Clearly, the company sees tremendous potential in India and has doubtlessly been encouraged by fellow Chinese automaker, SAIC’s good showing with the Hector SUV. SAIC was clever enough to front face MG Motor, the British automaker, it had acquired some years ago, as part of its brand strategy for India and other overseas markets.
Clearly, SAIC had done its homework well in the first outing with GM, soon after the global slowdown of 2009 when it threw a lifeline to the American carmaker in order to salvage its India innings. There were plans to launch jointly developed cars as well as the Wuling series of pickups but nothing really materialised.

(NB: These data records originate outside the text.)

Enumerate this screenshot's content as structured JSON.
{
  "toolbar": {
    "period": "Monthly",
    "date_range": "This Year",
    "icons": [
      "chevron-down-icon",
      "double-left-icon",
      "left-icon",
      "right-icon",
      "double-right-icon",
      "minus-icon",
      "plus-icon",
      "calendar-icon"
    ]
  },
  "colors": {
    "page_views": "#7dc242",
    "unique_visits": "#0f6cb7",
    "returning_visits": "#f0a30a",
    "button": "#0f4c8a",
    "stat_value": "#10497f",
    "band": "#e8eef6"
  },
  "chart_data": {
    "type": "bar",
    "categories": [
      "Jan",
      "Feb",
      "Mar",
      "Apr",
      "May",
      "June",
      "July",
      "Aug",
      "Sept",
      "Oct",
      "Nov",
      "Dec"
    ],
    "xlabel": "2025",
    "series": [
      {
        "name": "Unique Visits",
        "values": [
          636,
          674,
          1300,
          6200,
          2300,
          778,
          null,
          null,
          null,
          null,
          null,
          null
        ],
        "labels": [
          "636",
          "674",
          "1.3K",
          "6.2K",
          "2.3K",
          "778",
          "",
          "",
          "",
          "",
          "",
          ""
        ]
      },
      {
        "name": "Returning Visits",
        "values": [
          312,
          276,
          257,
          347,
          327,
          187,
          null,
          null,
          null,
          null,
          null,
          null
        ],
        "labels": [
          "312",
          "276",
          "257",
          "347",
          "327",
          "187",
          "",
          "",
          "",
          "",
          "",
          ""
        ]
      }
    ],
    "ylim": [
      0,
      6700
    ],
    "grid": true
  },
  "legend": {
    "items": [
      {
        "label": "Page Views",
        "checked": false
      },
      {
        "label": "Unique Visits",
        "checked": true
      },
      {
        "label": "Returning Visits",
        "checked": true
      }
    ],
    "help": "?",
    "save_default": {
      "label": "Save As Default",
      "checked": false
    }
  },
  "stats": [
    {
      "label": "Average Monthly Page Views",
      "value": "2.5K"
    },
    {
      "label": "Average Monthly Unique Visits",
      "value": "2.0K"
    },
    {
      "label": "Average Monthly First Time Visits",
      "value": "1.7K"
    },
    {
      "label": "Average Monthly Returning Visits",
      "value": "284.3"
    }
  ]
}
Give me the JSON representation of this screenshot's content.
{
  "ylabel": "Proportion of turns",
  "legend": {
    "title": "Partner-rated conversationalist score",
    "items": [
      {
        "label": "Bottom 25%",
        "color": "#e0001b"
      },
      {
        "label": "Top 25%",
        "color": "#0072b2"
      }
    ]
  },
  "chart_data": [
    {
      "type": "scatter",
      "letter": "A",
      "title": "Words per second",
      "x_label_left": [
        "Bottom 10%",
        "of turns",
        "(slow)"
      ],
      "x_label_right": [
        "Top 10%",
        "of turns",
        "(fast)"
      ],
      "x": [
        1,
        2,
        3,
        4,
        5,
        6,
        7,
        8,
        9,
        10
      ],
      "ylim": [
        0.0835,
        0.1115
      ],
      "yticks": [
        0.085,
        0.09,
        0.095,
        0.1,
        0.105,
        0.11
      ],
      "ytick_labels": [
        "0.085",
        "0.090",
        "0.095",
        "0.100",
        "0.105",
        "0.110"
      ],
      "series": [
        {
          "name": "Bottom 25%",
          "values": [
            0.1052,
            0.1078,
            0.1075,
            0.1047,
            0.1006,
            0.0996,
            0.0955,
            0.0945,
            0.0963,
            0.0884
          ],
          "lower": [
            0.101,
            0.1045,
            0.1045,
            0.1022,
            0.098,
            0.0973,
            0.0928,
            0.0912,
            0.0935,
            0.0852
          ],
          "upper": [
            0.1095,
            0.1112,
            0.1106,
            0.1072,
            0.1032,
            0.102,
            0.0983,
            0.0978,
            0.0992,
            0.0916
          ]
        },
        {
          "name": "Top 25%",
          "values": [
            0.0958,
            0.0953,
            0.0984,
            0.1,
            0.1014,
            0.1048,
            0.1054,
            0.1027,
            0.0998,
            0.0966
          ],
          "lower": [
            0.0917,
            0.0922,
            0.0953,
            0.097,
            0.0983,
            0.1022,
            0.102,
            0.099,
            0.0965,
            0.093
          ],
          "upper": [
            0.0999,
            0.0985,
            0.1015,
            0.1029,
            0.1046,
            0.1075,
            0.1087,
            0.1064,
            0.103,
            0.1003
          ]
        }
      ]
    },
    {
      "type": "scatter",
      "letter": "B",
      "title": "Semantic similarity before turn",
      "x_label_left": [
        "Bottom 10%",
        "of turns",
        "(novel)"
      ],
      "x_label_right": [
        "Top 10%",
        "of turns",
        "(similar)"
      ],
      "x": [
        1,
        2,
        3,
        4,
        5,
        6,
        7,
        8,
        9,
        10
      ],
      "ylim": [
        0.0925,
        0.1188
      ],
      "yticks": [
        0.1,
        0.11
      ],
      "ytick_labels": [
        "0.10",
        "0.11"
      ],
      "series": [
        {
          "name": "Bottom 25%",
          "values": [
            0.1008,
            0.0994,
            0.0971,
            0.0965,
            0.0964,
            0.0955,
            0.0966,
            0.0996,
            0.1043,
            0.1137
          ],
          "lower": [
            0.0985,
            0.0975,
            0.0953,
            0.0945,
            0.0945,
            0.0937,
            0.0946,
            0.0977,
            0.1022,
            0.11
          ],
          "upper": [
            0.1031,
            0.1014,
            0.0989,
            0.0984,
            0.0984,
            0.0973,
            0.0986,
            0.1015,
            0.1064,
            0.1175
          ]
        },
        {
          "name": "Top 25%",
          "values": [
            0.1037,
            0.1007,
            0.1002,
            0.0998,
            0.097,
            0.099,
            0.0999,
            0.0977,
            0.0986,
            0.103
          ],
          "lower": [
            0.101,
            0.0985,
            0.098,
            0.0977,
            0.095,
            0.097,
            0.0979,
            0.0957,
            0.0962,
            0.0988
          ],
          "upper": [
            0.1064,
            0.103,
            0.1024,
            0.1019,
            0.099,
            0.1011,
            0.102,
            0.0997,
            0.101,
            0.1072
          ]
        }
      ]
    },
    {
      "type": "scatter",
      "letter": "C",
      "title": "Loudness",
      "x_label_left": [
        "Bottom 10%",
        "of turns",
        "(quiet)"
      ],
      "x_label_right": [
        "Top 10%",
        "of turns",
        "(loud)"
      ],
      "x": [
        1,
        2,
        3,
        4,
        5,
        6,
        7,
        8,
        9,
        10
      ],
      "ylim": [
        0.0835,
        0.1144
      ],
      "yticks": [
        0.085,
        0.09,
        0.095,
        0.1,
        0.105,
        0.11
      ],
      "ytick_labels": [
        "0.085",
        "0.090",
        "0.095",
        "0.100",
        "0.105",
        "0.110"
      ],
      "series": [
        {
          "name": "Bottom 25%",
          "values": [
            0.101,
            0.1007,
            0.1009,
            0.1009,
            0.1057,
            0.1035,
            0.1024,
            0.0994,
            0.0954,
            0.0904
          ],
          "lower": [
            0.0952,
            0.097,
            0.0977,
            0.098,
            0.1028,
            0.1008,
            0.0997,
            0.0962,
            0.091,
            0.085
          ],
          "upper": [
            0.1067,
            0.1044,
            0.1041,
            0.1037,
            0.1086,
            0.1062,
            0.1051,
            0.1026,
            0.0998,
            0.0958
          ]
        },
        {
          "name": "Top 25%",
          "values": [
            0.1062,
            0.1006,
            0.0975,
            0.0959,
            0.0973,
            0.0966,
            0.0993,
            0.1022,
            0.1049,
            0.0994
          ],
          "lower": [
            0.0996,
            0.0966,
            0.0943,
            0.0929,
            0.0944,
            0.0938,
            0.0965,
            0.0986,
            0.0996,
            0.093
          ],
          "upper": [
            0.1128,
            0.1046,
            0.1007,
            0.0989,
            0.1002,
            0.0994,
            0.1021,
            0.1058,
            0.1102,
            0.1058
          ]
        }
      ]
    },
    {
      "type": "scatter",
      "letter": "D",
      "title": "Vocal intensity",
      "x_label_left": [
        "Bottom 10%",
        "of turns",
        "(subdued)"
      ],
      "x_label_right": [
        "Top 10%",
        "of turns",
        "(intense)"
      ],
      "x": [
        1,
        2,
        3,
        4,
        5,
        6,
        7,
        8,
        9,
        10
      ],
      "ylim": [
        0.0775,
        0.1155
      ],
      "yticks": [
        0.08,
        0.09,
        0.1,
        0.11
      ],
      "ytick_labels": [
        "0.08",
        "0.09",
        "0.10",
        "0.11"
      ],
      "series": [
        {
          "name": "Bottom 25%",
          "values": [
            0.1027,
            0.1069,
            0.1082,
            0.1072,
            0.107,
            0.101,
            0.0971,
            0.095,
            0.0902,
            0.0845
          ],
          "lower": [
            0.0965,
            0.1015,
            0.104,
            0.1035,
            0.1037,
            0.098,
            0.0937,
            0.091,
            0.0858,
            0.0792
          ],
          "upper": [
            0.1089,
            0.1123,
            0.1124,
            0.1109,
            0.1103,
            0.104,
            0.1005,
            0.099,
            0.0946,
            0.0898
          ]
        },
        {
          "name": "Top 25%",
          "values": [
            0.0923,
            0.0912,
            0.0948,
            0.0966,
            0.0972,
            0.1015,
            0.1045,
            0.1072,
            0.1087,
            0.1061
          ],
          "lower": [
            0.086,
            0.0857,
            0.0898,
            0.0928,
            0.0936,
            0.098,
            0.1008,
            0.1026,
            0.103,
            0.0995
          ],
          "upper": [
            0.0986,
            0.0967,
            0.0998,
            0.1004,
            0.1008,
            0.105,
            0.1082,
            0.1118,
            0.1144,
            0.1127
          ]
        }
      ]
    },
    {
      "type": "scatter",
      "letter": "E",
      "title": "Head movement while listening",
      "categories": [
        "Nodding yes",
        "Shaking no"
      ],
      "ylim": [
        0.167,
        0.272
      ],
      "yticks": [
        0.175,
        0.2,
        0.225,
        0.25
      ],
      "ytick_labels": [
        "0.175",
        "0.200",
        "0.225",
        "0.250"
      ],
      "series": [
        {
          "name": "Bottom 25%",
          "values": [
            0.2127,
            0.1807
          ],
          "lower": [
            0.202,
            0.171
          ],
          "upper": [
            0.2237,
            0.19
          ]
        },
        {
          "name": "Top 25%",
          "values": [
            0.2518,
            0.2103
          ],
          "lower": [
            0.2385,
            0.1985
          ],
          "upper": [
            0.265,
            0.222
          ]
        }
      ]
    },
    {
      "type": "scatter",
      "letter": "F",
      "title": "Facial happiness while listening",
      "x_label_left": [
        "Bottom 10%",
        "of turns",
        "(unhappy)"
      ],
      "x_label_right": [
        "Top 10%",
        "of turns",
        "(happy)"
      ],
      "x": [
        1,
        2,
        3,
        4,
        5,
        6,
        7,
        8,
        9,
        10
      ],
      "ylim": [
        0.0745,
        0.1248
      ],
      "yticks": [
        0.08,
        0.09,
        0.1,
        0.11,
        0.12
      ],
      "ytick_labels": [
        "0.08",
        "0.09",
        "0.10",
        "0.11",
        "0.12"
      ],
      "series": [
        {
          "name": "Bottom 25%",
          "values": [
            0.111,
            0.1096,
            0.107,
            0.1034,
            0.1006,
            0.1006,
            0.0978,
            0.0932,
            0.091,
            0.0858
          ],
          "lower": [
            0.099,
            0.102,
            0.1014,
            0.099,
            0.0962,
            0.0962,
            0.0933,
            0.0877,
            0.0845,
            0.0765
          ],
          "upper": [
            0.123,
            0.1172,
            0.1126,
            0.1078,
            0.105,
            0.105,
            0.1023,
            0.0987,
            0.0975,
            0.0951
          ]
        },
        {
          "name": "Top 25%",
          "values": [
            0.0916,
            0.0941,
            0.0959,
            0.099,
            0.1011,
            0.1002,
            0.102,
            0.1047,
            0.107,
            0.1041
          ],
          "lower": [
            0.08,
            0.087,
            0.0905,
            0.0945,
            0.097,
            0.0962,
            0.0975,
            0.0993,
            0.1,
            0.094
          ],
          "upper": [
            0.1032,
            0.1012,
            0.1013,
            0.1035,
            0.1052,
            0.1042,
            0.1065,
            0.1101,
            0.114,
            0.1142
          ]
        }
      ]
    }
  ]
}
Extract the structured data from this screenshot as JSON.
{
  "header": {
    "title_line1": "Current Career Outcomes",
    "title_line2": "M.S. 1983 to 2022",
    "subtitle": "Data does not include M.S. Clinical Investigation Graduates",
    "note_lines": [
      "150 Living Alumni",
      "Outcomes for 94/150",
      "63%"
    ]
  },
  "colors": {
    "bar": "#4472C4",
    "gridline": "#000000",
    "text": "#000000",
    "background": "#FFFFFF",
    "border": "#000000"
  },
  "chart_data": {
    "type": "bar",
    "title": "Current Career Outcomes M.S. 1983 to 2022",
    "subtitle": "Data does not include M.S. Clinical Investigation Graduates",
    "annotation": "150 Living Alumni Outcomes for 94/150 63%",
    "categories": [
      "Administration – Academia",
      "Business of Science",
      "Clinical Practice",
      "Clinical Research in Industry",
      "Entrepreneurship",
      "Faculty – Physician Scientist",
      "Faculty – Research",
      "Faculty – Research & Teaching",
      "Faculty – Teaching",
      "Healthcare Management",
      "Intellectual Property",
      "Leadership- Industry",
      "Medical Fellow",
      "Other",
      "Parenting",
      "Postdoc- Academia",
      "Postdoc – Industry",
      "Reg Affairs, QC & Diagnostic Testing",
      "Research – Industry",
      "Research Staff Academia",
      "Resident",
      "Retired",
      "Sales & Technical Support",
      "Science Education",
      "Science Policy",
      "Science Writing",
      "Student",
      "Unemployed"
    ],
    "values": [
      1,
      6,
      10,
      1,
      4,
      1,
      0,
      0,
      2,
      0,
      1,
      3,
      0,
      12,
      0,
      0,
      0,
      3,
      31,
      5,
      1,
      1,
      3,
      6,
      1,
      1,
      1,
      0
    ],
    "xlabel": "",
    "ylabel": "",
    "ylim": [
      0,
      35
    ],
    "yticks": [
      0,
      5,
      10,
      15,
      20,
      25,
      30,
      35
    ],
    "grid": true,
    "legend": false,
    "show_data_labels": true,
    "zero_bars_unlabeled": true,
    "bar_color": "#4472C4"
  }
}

When GM decided to shut shop in India, along with a host of other markets while choosing to focus solely on the US, China and Latin America, SAIC stepped into the picture for the Halol plant. It wasted little time in revamping the facility and then pulled out all the stops to launch the Hector which soon caught the fancy of the market. More importantly, it ensured that the MG badge would subsume any kind of Chinese brand connect with Indian customers for obvious reasons of the ‘cheap price tag’ association which is prevalent in consumer goods.
By virtue of its sheer size and presence in China, Great Wall Motors, would have had reasons to feel confident about its own SUV play in India, except that everything has come to a standstill right now. Another Chinese automaker, Changan Automobile, is also waiting and watching as tensions continue to simmer along the border.
As for its Thailand foray, Great Wall Motors plans to begin production in the first quarter of 2021 and is keen on transforming the country’s automotive industry as part of its vision to be a “global mobility technology company”.
In a statement, Elliot Zhang, President, Great Wall Motors, ASEAN & Thailand said, “Rayong would become a smart factory while showcasing the company’s expertise and capability in SUV and pickup truck production.” This would include advanced powertrain technologies which would help produce internal combustion engines and electric vehicles.
Great Wall Motors has 10 R&D centres in seven countries while operating 15 factories worldwide. According to the company, the Thai production hub will have a capacity of 80,000 units per annum. The Asia picture will be complete once GM’s Talegaon facility comes into the picture but till that happens, Great Wall Motors will have no option but to be in wait-and-watch mode.